I thought both Johnny Lightning and Auto World imitation Tuff Ones chassis had nickel plated electrics for their chassis. if indeed you have either with actual copper electrics, I would hold onto them as highly collectible!


----------



## slotcarman12078 (Oct 3, 2008)

Someone may have mixed and matched shoes...and working by a side shot only you wouldn't know it until in hand. 

I've heard there were incremental improvements with some of the newer releases, but I've never noticed anything drastically better.. See how they run...


----------



## gonegonzo (Jan 18, 2006)

In what way do they appear to be AW ? What makes you think that ?

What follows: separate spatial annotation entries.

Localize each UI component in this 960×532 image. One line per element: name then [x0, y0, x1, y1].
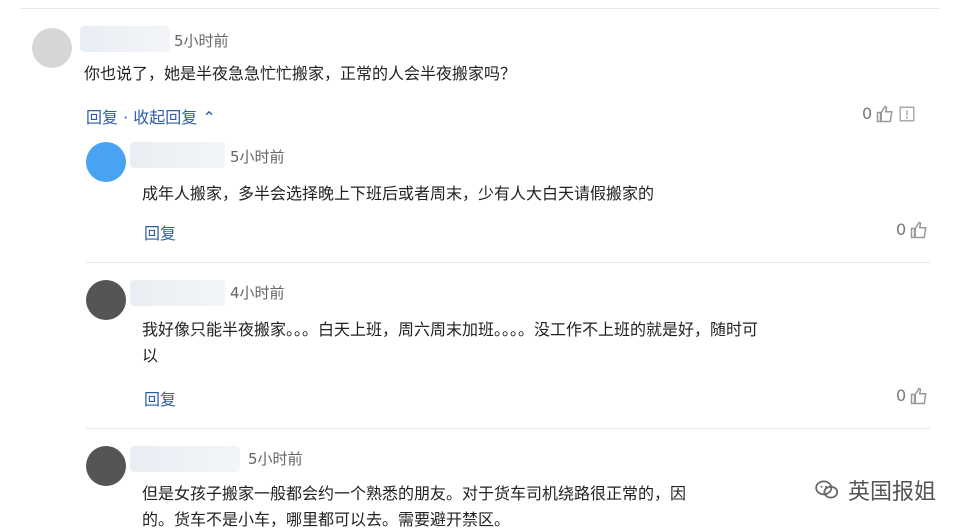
reply-label[interactable]: 回复 — [86, 108, 118, 127]
report-icon[interactable] — [898, 105, 916, 123]
reply-button[interactable]: 回复 — [144, 220, 176, 244]
comment-text-line-2: 以 — [142, 346, 159, 365]
comment-time: 5小时前 — [230, 148, 285, 166]
like-control[interactable]: 0 — [896, 220, 928, 239]
avatar[interactable] — [86, 280, 126, 320]
collapse-replies-link[interactable]: 收起回复 — [133, 108, 197, 127]
reply-button[interactable]: 回复 · 收起回复 ⌃ — [86, 104, 216, 128]
comment-text-line-2: 的。货车不是小车，哪里都可以去。需要避开禁区。 — [142, 510, 511, 529]
watermark: 英国报姐 — [814, 474, 936, 506]
comment-text-line-1: 但是女孩子搬家一般都会约一个熟悉的朋友。对于货车司机绕路很正常的，因 — [142, 484, 687, 503]
avatar[interactable] — [86, 142, 126, 182]
wechat-icon — [815, 480, 839, 499]
comment-time: 4小时前 — [230, 284, 285, 302]
like-control[interactable]: 0 — [862, 104, 916, 123]
like-count: 0 — [896, 220, 907, 239]
thumb-up-icon[interactable] — [910, 221, 928, 239]
top-divider — [20, 8, 940, 9]
like-count: 0 — [896, 386, 907, 405]
separator-dot: · — [123, 108, 134, 127]
comment-text-line-1: 我好像只能半夜搬家。。。白天上班，周六周末加班。。。。没工作不上班的就是好，随时… — [142, 320, 759, 339]
username-blur[interactable] — [130, 142, 225, 168]
comment-text: 成年人搬家，多半会选择晚上下班后或者周末，少有人大白天请假搬家的 — [142, 184, 655, 203]
username-blur[interactable] — [130, 280, 225, 306]
username-blur[interactable] — [130, 446, 240, 472]
watermark-text: 英国报姐 — [847, 480, 936, 505]
like-count: 0 — [862, 104, 873, 123]
comment-text: 你也说了，她是半夜急急忙忙搬家，正常的人会半夜搬家吗？ — [84, 64, 517, 83]
divider — [86, 262, 930, 263]
thumb-up-icon[interactable] — [876, 105, 894, 123]
reply-button[interactable]: 回复 — [144, 386, 176, 410]
chevron-up-icon[interactable]: ⌃ — [202, 108, 215, 127]
comment-time: 5小时前 — [248, 450, 303, 468]
avatar[interactable] — [32, 28, 72, 68]
avatar[interactable] — [86, 446, 126, 486]
username-blur[interactable] — [80, 26, 170, 52]
thumb-up-icon[interactable] — [910, 387, 928, 405]
like-control[interactable]: 0 — [896, 386, 928, 405]
divider — [86, 428, 930, 429]
comment-time: 5小时前 — [174, 32, 229, 50]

Could they be Model Motoring ? I've ran across a couple of them lately and one is a good running car .

Gonzo


----------



## smallscalebill (Sep 19, 2010)

hi, i was under the impression that model motoring was just another name for the aurora chassis.


----------



## tjetsgrig (Nov 1, 2009)

smallscalebill said:


> hi, i was under the impression that model motoring was just another name for the aurora chassis.


Nope, Model Motoring reproduction modeled after the original copper "Aurora" chassis. Watch the top gearset when you spin them by hand.....they look like cartoon gears!! :roll:


----------



## Grandcheapskate (Jan 5, 2006)

smallscalebill said:


> hi, i was under the impression that model motoring was just another name for the aurora chassis.


In a way, yes - Model Motoring and Aurora often refer to the same company. However, in the late 1990s (or early 2000s), a new company bought the rights to the name Model Motoring and opened shop. All the earliest cars came with original Aurora chassis. However, MM later developed it's own T-Jet chassis and the later releases all had the Thunderplus chassis. While the chassis look very similar, it is easy to differenciate one from the other.

Joe


----------



## NTxSlotCars (May 27, 2008)

This is like the Tyco 440x2 vs. the Mattel HPX2. Just like it.


----------